Lately, I have been experiencing some wierdness with my search web servers. IIS will stop unexpectedly. I noticed that my vortex log file is huge (1.5 GB), and I wonder if maybe an error is happening, vortex is trying to write to the log file, but takes a long time doing so because the file is so big, and crashes IIS. Do you think this is possible / have you ever heard of anything like this?
Log rotation is currently up to the site administrator. There's no automatic rotation.
A large log file shouldn't take any longer to write to since it's just appending on the end. Nothing texis can do should be able to crash the webserver software.

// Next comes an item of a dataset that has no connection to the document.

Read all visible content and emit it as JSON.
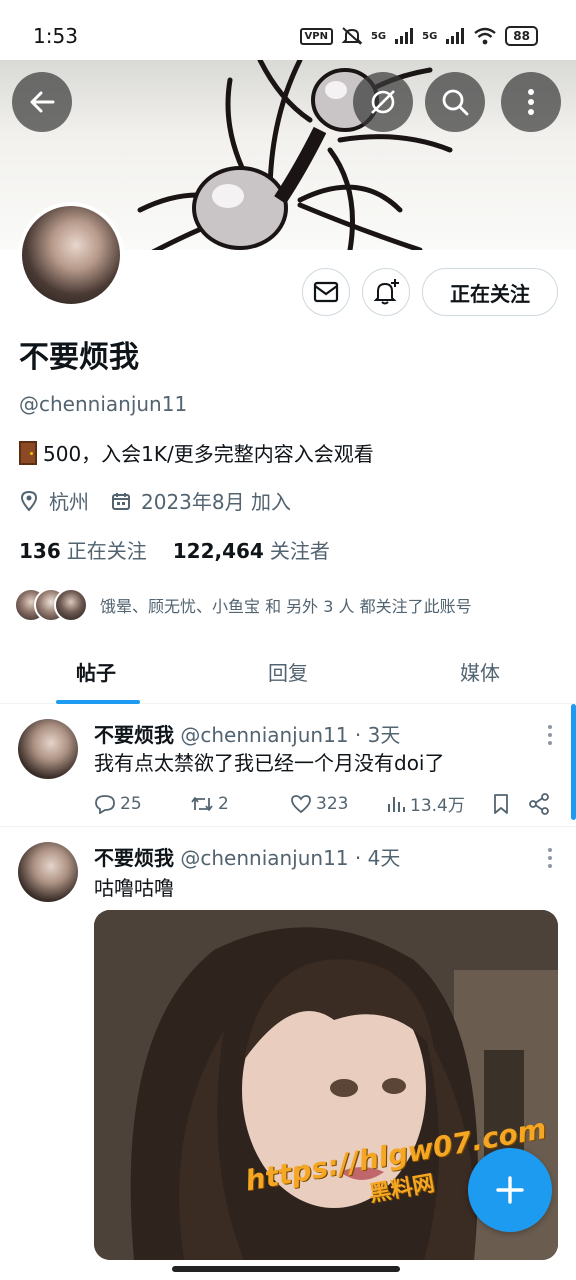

In general though I would suggest looking at the vortex log to see what it's complaining about.
I have similar issue with vortex.log. Overtime it has grown to over 4GB and is causing the server to run low of space. We plan to delete and create an empty log file on a scheduled basis. Is this possible to setup withour affecting anything? Are there any process that need to be stopped prior to executing this delete/create procedure?
Yes, you can rotate it harmlessly. Make sure the file you create has the right ownership and perms. I'd just rename the file and let vortex recreate it itself.
If you're using vhttpd you should stop and restart that after rotating the log.